Por eso sigue la invitación a convertirse, repitiendo las bendiciones anejas al cumplimiento fiel de la alianza: bendiciones en la agresión bélica y en la paz agrícola.
En la relectura cristiana, el ofrecimiento divino se manifiesta en toda su amplitud. En efecto, Orígenes nos brinda esta interpretación: el Señor «los hizo entrar en la tierra de la promesa; no los alimentó con el maná como en el desierto, sino con el grano de trigo caído en tierra (cf. Jn 12,24-25), que resucitó... Cristo es el grano de trigo; también es la roca que en el desierto sació con su agua al pueblo de Israel. En sentido espiritual, lo sació con miel, y no con agua, para que los que crean y reciban este alimento tengan la miel en su boca» (Homilía sobre el salmo 80, n. 17: Origene-Gerolamo, 74 Omelie sul Libro dei Salmi, Milán 1993, pp. 204-205).

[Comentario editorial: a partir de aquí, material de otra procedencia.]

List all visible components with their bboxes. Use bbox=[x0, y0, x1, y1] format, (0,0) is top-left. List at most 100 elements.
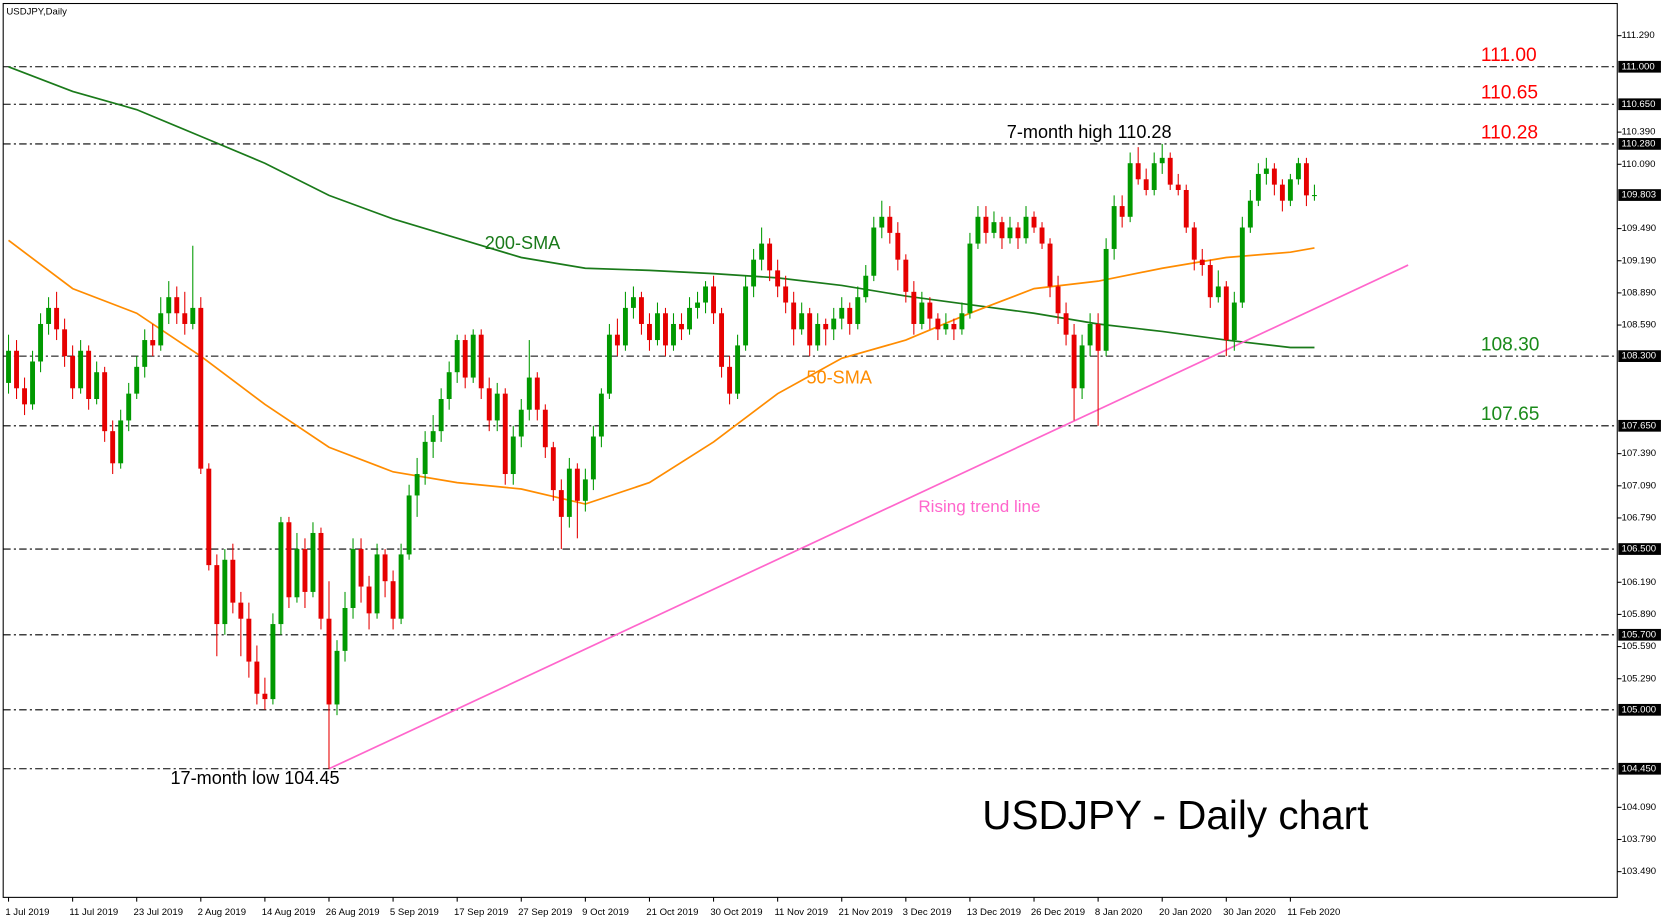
level-box bbox=[1618, 628, 1661, 641]
candle-body bbox=[1175, 184, 1181, 191]
candle-body bbox=[1143, 179, 1149, 191]
x-tick-label: 17 Sep 2019 bbox=[454, 907, 508, 918]
candle-body bbox=[382, 554, 388, 582]
candle-body bbox=[783, 286, 789, 303]
candle-body bbox=[743, 286, 749, 346]
candle-body bbox=[398, 554, 404, 619]
candle-body bbox=[1191, 227, 1197, 260]
candle-body bbox=[1127, 163, 1133, 217]
candle-body bbox=[839, 307, 845, 319]
candle-body bbox=[110, 431, 116, 464]
y-tick-label: 105.890 bbox=[1622, 609, 1657, 620]
candle-body bbox=[1135, 163, 1141, 180]
candle-body bbox=[46, 307, 52, 324]
candle-body bbox=[1047, 243, 1053, 287]
price-box-label: 109.803 bbox=[1622, 190, 1657, 201]
candle-body bbox=[342, 607, 348, 651]
candle-body bbox=[695, 302, 700, 308]
candle-body bbox=[1063, 313, 1069, 335]
candle-body bbox=[486, 388, 492, 421]
candle-body bbox=[1167, 157, 1173, 185]
candle-body bbox=[799, 313, 805, 330]
candle-body bbox=[534, 377, 540, 410]
candle-body bbox=[975, 216, 981, 244]
candle-body bbox=[438, 398, 444, 432]
level-box bbox=[1618, 138, 1661, 150]
candle-body bbox=[470, 334, 476, 378]
candle-body bbox=[663, 313, 668, 346]
candle-body bbox=[350, 549, 356, 608]
candle-body bbox=[102, 372, 108, 432]
price-box bbox=[1618, 189, 1661, 201]
candle-body bbox=[903, 259, 909, 292]
candle-body bbox=[270, 624, 276, 700]
candle-body bbox=[86, 350, 92, 399]
candle-body bbox=[526, 377, 532, 410]
candle-body bbox=[751, 259, 757, 287]
candle-body bbox=[863, 275, 869, 298]
y-tick-label: 106.790 bbox=[1622, 512, 1657, 523]
candle-body bbox=[62, 329, 68, 357]
candle-body bbox=[462, 340, 468, 378]
candle-body bbox=[302, 549, 308, 592]
candle-body bbox=[951, 323, 957, 330]
candle-body bbox=[1071, 334, 1077, 389]
candle-body bbox=[454, 340, 460, 373]
candle-body bbox=[1295, 163, 1301, 180]
x-tick-label: 14 Aug 2019 bbox=[262, 907, 316, 918]
candle-body bbox=[326, 618, 332, 705]
y-tick-label: 106.190 bbox=[1622, 577, 1657, 588]
candle-body bbox=[831, 318, 837, 330]
x-tick-label: 26 Aug 2019 bbox=[326, 907, 380, 918]
candle-body bbox=[630, 297, 636, 308]
candle-body bbox=[1231, 302, 1237, 341]
candle-body bbox=[262, 693, 268, 700]
candle-body bbox=[1199, 259, 1205, 266]
candle-body bbox=[502, 393, 508, 475]
candle-body bbox=[1239, 227, 1245, 303]
candle-body bbox=[735, 345, 741, 394]
y-tick-label: 108.890 bbox=[1622, 287, 1657, 298]
y-tick-label: 104.090 bbox=[1622, 802, 1657, 813]
candle-body bbox=[759, 243, 765, 260]
candle-body bbox=[1111, 206, 1117, 249]
candle-body bbox=[206, 468, 212, 566]
candle-body bbox=[6, 350, 11, 383]
level-box bbox=[1618, 419, 1661, 432]
candle-body bbox=[294, 549, 300, 598]
x-tick-label: 11 Nov 2019 bbox=[774, 907, 828, 918]
candle-body bbox=[638, 297, 644, 324]
candle-body bbox=[807, 313, 813, 346]
candle-body bbox=[967, 243, 973, 314]
y-tick-label: 109.190 bbox=[1622, 255, 1657, 266]
candle-body bbox=[190, 307, 196, 324]
candle-body bbox=[767, 243, 773, 271]
level-box bbox=[1618, 762, 1661, 775]
candle-body bbox=[1207, 265, 1213, 298]
candle-body bbox=[887, 216, 893, 233]
candle-body bbox=[775, 270, 781, 287]
candle-body bbox=[647, 323, 652, 341]
candle-body bbox=[78, 350, 84, 389]
candle-body bbox=[22, 388, 27, 405]
y-tick-label: 110.390 bbox=[1622, 127, 1656, 138]
candle-body bbox=[430, 431, 436, 442]
candle-body bbox=[815, 323, 821, 346]
series-label: Rising trend line bbox=[918, 497, 1040, 516]
symbol-label: USDJPY,Daily bbox=[6, 7, 67, 18]
candle-body bbox=[671, 323, 676, 346]
level-box-label: 108.300 bbox=[1622, 351, 1657, 362]
y-tick-label: 107.090 bbox=[1622, 480, 1657, 491]
plot-frame bbox=[2, 2, 1618, 898]
y-tick-label: 110.090 bbox=[1622, 159, 1656, 170]
candle-body bbox=[1087, 323, 1093, 346]
candle-body bbox=[558, 490, 564, 517]
candle-body bbox=[414, 474, 420, 496]
candle-body bbox=[679, 323, 684, 330]
candle-body bbox=[422, 441, 428, 475]
x-tick-label: 21 Nov 2019 bbox=[839, 907, 893, 918]
candle-body bbox=[622, 307, 628, 346]
level-box bbox=[1618, 350, 1661, 362]
candle-body bbox=[390, 581, 396, 619]
candle-body bbox=[174, 297, 180, 314]
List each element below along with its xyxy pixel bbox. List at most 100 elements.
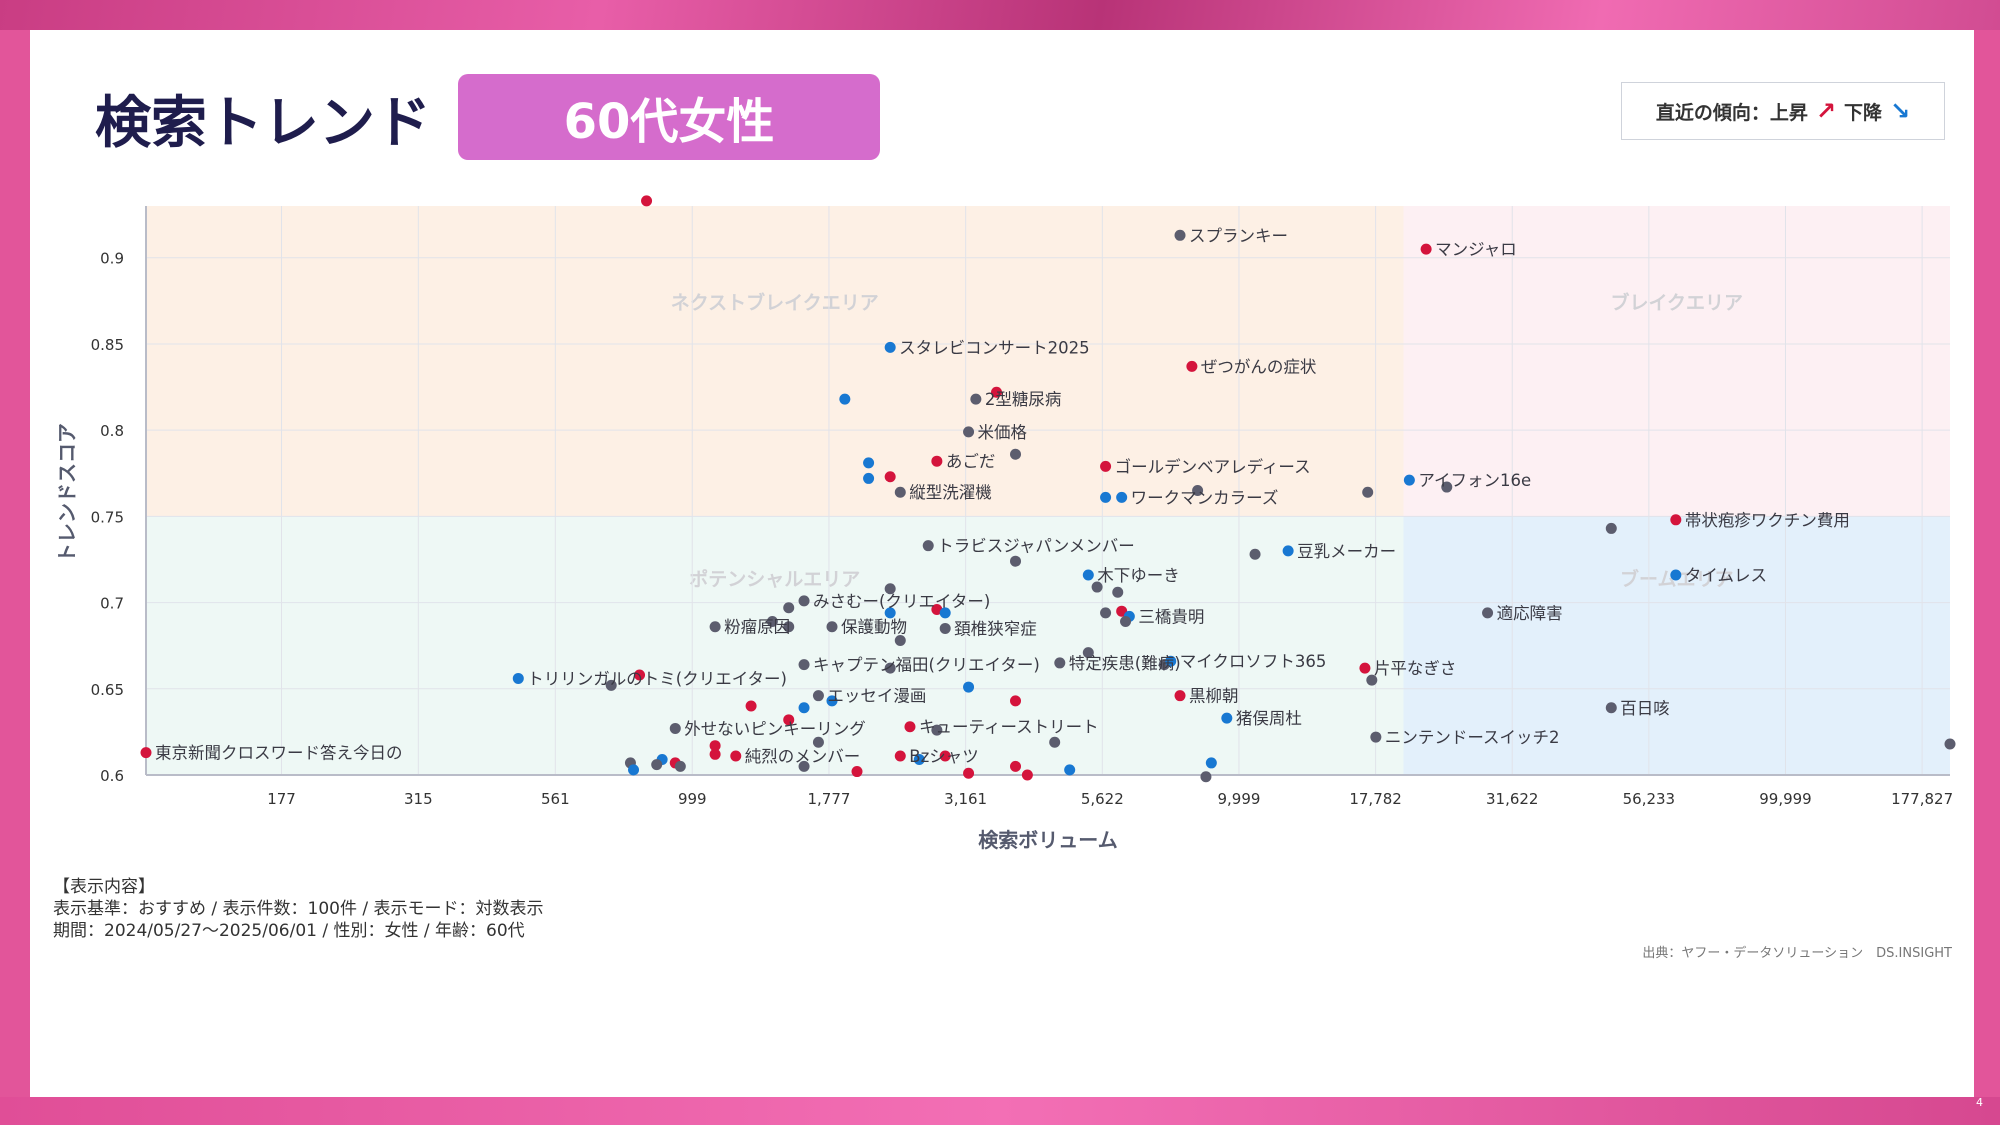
data-point[interactable] [709, 621, 721, 633]
data-point[interactable] [1091, 581, 1103, 593]
data-point[interactable] [1482, 607, 1494, 619]
data-point[interactable] [1021, 769, 1033, 781]
data-point[interactable] [812, 690, 824, 702]
data-point[interactable] [863, 457, 875, 469]
data-point[interactable] [1010, 760, 1022, 772]
data-point[interactable] [904, 721, 916, 733]
data-point[interactable] [939, 622, 951, 634]
data-point[interactable] [826, 695, 838, 707]
data-point-label: 米価格 [978, 423, 1028, 442]
data-point[interactable] [766, 616, 778, 628]
data-point[interactable] [1441, 481, 1453, 493]
quadrant-area-2 [146, 516, 1404, 775]
page-title: 検索トレンド [95, 91, 431, 156]
data-point[interactable] [839, 393, 851, 405]
data-point[interactable] [628, 764, 640, 776]
data-point-label: 粉瘤原因 [724, 618, 790, 637]
data-point[interactable] [884, 607, 896, 619]
data-point[interactable] [1082, 569, 1094, 581]
data-point[interactable] [641, 195, 653, 207]
data-point[interactable] [931, 724, 943, 736]
data-point[interactable] [1174, 229, 1186, 241]
data-point[interactable] [669, 722, 681, 734]
data-point[interactable] [674, 760, 686, 772]
data-point[interactable] [1010, 555, 1022, 567]
data-point[interactable] [730, 750, 742, 762]
notes-line-criteria: 表示基準：おすすめ / 表示件数：100件 / 表示モード：対数表示 [53, 899, 544, 919]
data-point[interactable] [1116, 491, 1128, 503]
data-point[interactable] [1362, 486, 1374, 498]
data-point[interactable] [1165, 655, 1177, 667]
data-point[interactable] [1054, 657, 1066, 669]
data-point[interactable] [884, 341, 896, 353]
data-point[interactable] [1112, 586, 1124, 598]
data-point[interactable] [970, 393, 982, 405]
data-point[interactable] [140, 747, 152, 759]
x-tick-label: 177,827 [1891, 790, 1953, 808]
data-point[interactable] [991, 386, 1003, 398]
data-point[interactable] [1420, 243, 1432, 255]
data-point[interactable] [1249, 548, 1261, 560]
data-point[interactable] [709, 740, 721, 752]
data-point[interactable] [1049, 736, 1061, 748]
data-point[interactable] [1100, 491, 1112, 503]
data-point[interactable] [963, 681, 975, 693]
data-point[interactable] [1605, 702, 1617, 714]
data-point[interactable] [1200, 771, 1212, 783]
data-point[interactable] [939, 607, 951, 619]
data-point[interactable] [884, 662, 896, 674]
data-point[interactable] [931, 603, 943, 615]
data-point[interactable] [931, 455, 943, 467]
data-point[interactable] [1944, 738, 1956, 750]
data-point[interactable] [745, 700, 757, 712]
data-point-label: マンジャロ [1435, 240, 1517, 259]
data-point[interactable] [783, 621, 795, 633]
data-point[interactable] [922, 540, 934, 552]
data-point[interactable] [1174, 690, 1186, 702]
data-point[interactable] [1205, 757, 1217, 769]
data-point[interactable] [1366, 674, 1378, 686]
data-point[interactable] [1010, 448, 1022, 460]
data-point[interactable] [1100, 607, 1112, 619]
data-point[interactable] [1192, 485, 1204, 496]
data-point[interactable] [1359, 662, 1371, 674]
data-point[interactable] [863, 472, 875, 484]
data-point[interactable] [1670, 569, 1682, 581]
data-point[interactable] [1221, 712, 1233, 724]
data-point[interactable] [783, 714, 795, 726]
data-point[interactable] [963, 426, 975, 438]
data-point[interactable] [798, 659, 810, 671]
data-point[interactable] [884, 471, 896, 483]
data-point[interactable] [1370, 731, 1382, 743]
data-point[interactable] [1064, 764, 1076, 776]
data-point[interactable] [1010, 695, 1022, 707]
data-point[interactable] [939, 750, 951, 762]
data-point[interactable] [913, 753, 925, 765]
data-point[interactable] [798, 702, 810, 714]
data-point[interactable] [1403, 474, 1415, 486]
data-point-label: みさむー(クリエイター) [813, 592, 990, 611]
data-point[interactable] [783, 602, 795, 614]
data-point[interactable] [798, 760, 810, 772]
data-point[interactable] [851, 766, 863, 778]
data-point[interactable] [884, 583, 896, 595]
data-point[interactable] [894, 750, 906, 762]
data-point[interactable] [1605, 522, 1617, 534]
data-point[interactable] [894, 635, 906, 647]
data-point[interactable] [512, 672, 524, 684]
data-point[interactable] [1186, 360, 1198, 372]
data-point[interactable] [1120, 616, 1132, 628]
data-point[interactable] [1100, 460, 1112, 472]
data-point[interactable] [1082, 647, 1094, 659]
data-point[interactable] [812, 736, 824, 748]
data-point[interactable] [651, 759, 663, 771]
data-point[interactable] [826, 621, 838, 633]
data-point[interactable] [1670, 514, 1682, 526]
data-point[interactable] [894, 486, 906, 498]
data-point[interactable] [709, 748, 721, 760]
data-point[interactable] [798, 595, 810, 607]
data-point[interactable] [963, 767, 975, 779]
data-point[interactable] [634, 669, 646, 681]
data-point[interactable] [605, 679, 617, 691]
data-point[interactable] [1282, 545, 1294, 557]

Como siempre en la historia de la salvación, la última palabra en el contraste entre Dios y el pueblo pecador nunca es el juicio y el castigo, sino el amor y el perdón. Dios no quiere juzgar y condenar, sino salvar y librar a la humanidad del mal. Sigue repitiendo las palabras que leemos en el libro del profeta Ezequiel: «¿Acaso me complazco yo en la muerte del malvado y no más bien en que se convierta de su conducta y viva? (...) ¿Por qué habéis de morir, casa de Israel? Yo no me complazco en la muerte de nadie, sea quien fuere, oráculo del Señor. Convertíos y vivid» (Ez 18, 23.31-32).
La liturgia se transforma en el lugar privilegiado donde se escucha la invitación divina a la conversión, para volver al abrazo del Dios «compasivo y misericordioso, lento a la ira y rico en clemencia y lealtad» (Ex 34,6).
¿Sabemos de la fidelidad del Señor? ¿Le correspondemos?